The semiconductor industry staged a strong comeback in 2024, fueled by growing demand across multiple sectors and the accelerating adoption of artificial intelligence.
However, the sector saw volatility in early 2025 after DeepSeek’s low-cost AI model raised concerns that AI development could shift away from high-performance chips, challenging the dominance of Silicon Valley players.
The sell-off was short-lived as experts dismissed fears of a fundamental shift in AI hardware demand.
Picks for you
With global semiconductor sales projected to reach $705 billion in 2025, according to Gartner, and infrastructure investment continues to rise, Finbold has identified two semiconductor stocks set for strong performance in 2025 and beyond.
Nvidia (NASDAQ: NVDA) stock
Nvidia (NASDAQ: NVDA) stands out as a compelling investment for 2025, backed by its market dominance in the AI semiconductor space.
The company commands over 90% of the data-center GPU market and more than 80% of AI processors, as reported by DataCenterDynamics, with its CUDA platform further strengthening its foothold by enabling seamless GPU programming.
After soaring 170% in 2024, Nvidia’s stock pulled back nearly 7% in 2025, closing at $125 on February 5, as concerns over competition from China’s DeepSeek AI and trade tensions weighed on investor sentiment.
Despite this short-term decline, rising AI infrastructure spending from Nvidia’s largest clients ensures sustained demand for its high-performance computing solutions.
For instance, Alphabet (NASDAQ: GOOGL) announced that it will allocate $75 billion in capital expenditures for 2025, a sharp increase from $52 billion last year, while Microsoft (NASDAQ: MSFT) and Meta Platforms (NASDAQ: META) plan to invest $80 billion and up to $65 billion, respectively.
Beyond big tech, Nvidia is also a technology partner for the $500 billion Stargate AI infrastructure project, a joint venture involving OpenAI, Oracle (NYSE: ORCL), and SoftBank (TYO: 9984) aimed at building AI infrastructure at scale.

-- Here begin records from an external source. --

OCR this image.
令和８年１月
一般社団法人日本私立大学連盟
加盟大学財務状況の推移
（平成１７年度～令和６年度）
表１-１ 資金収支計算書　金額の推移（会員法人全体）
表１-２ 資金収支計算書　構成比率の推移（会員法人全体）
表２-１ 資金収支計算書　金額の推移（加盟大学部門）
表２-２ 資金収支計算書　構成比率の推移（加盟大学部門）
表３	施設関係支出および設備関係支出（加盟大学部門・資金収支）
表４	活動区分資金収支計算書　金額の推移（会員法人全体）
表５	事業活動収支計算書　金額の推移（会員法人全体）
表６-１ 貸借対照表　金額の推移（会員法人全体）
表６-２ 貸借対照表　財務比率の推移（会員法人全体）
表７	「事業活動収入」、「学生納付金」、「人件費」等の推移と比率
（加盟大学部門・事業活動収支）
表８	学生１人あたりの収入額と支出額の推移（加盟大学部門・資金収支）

The tariffs on China are unlikely to significantly impact Nvidia’s stock in the near term, as strong demand from key clients and high-margin products help offset potential challenges.
While supply chain costs may rise, China’s retaliatory tariffs focus on commodities like oil and coal, leaving Nvidia’s core business unaffected for now, though export controls on certain minerals used in chip production have been introduced.
Broadcom (NASDAQ: AVGO) stock
Another chipmaker that could benefit from rising AI infrastructure spending is Broadcom (NASDAQ: AVGO), which plays a key role in custom AI accelerators and networking solutions.
The company has already capitalized on AI-driven growth, generating $12.2 billion in AI hardware revenue in fiscal 2024, marking a 220% year-over-year increase.
AI-related sales now account for 24% of Broadcom’s total revenue, with the company projecting AI chip revenue between $60 billion and $90 billion by 2027.
As of the market close on February 5, Broadcom’s stock was trading at $232, up 4% on the day and 89% over the past year.
The stock had previously slumped 17% following the announcement of DeepSeek’s R1 AI model, as concerns mounted that AI development could become less hardware-intensive, potentially impacting demand for high-performance chips.
However, renewed confidence in AI infrastructure spending, driven by big tech’s aggressive investment plans, helped reverse sentiment.
Broadcom shares, for instance, rebounded 4% in a single day after Alphabet’s earnings report, with investors growing bullish on the company’s ability to capitalize on its advanced ASICs and expand its market share.
That being said, despite recent volatility sparked by DeepSeek’s AI model, the long-term outlook for semiconductor stocks remains strong as demand for high-performance computing continues to rise.
Both Nvidia and Broadcom are well-positioned to capitalize on this momentum, making them compelling buys for 2025 and beyond.